Les manifestants disent en avoir assez après des décennies de répression politique et sociale. L’un des principaux slogans est « Mort au dictateur », en référence au guide suprême iranien, l’ayatollah Ali Khamenei, âgé de 83 ans, qui occupe la plus haute fonction du pays depuis plus de trois décennies.
Les responsables iraniens imputent les protestations aux États-Unis et à d’autres puissances étrangères.
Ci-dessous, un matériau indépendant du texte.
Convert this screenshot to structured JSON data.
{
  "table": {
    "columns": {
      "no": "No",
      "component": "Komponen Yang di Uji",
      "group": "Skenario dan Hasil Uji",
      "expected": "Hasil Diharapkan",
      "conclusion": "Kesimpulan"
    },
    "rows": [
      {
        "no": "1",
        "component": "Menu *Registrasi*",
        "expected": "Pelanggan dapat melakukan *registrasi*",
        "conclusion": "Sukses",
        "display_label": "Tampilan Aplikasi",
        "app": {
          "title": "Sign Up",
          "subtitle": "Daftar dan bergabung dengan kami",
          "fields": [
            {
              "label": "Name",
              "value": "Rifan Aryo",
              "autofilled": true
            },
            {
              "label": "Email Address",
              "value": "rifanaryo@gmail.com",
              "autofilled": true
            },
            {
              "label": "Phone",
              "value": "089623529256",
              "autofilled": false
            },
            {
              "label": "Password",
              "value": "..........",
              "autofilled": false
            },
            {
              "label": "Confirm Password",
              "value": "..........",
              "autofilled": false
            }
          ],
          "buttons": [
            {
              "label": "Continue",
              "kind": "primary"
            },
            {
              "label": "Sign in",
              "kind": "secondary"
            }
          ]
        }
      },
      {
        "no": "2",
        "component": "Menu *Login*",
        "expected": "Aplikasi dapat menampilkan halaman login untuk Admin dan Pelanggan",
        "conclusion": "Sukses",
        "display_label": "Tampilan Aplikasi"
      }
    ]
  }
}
Les médias liés à l’État ont mis en évidence les attaques contre les forces de sécurité, tandis que les autorités ont imposé de lourdes restrictions à la couverture des manifestations, notamment en coupant périodiquement l’accès à Internet.
Khamenei, qui s’est peu exprimé sur les manifestations, a parlé de la tenue vestimentaire islamique mercredi lors d’une réunion avec des femmes, déclarant que le hijab est nécessaire mais que ceux qui ne « respectent pas complètement » cette pratique « ne doivent pas être accusés d’être non-religieux ou contre la révolution ».
Même avant les manifestations, de nombreuses femmes iraniennes portaient le voile de manière lâche, et les autorités ont parfois assoupli l’application de la loi, en particulier pendant la présidence d’Hassan Rouhani, un modéré relatif qui a gouverné de 2013 à 2021. Son successeur, le partisan de la ligne dure Ebrahim Raisi, avait pris des mesures pour renforcer les restrictions.
Alidoosti avait déjà critiqué le gouvernement iranien et ses forces de police avant les manifestations de cette année.
En juin 2020, elle a été condamnée à cinq mois de prison avec sursis après avoir critiqué la police sur Twitter en 2018 pour avoir agressé une femme qui avait retiré son foulard.
Parmi les autres films connus dans lesquels Alidoosti a joué, citons « La belle ville » et « À propos d’Elly ».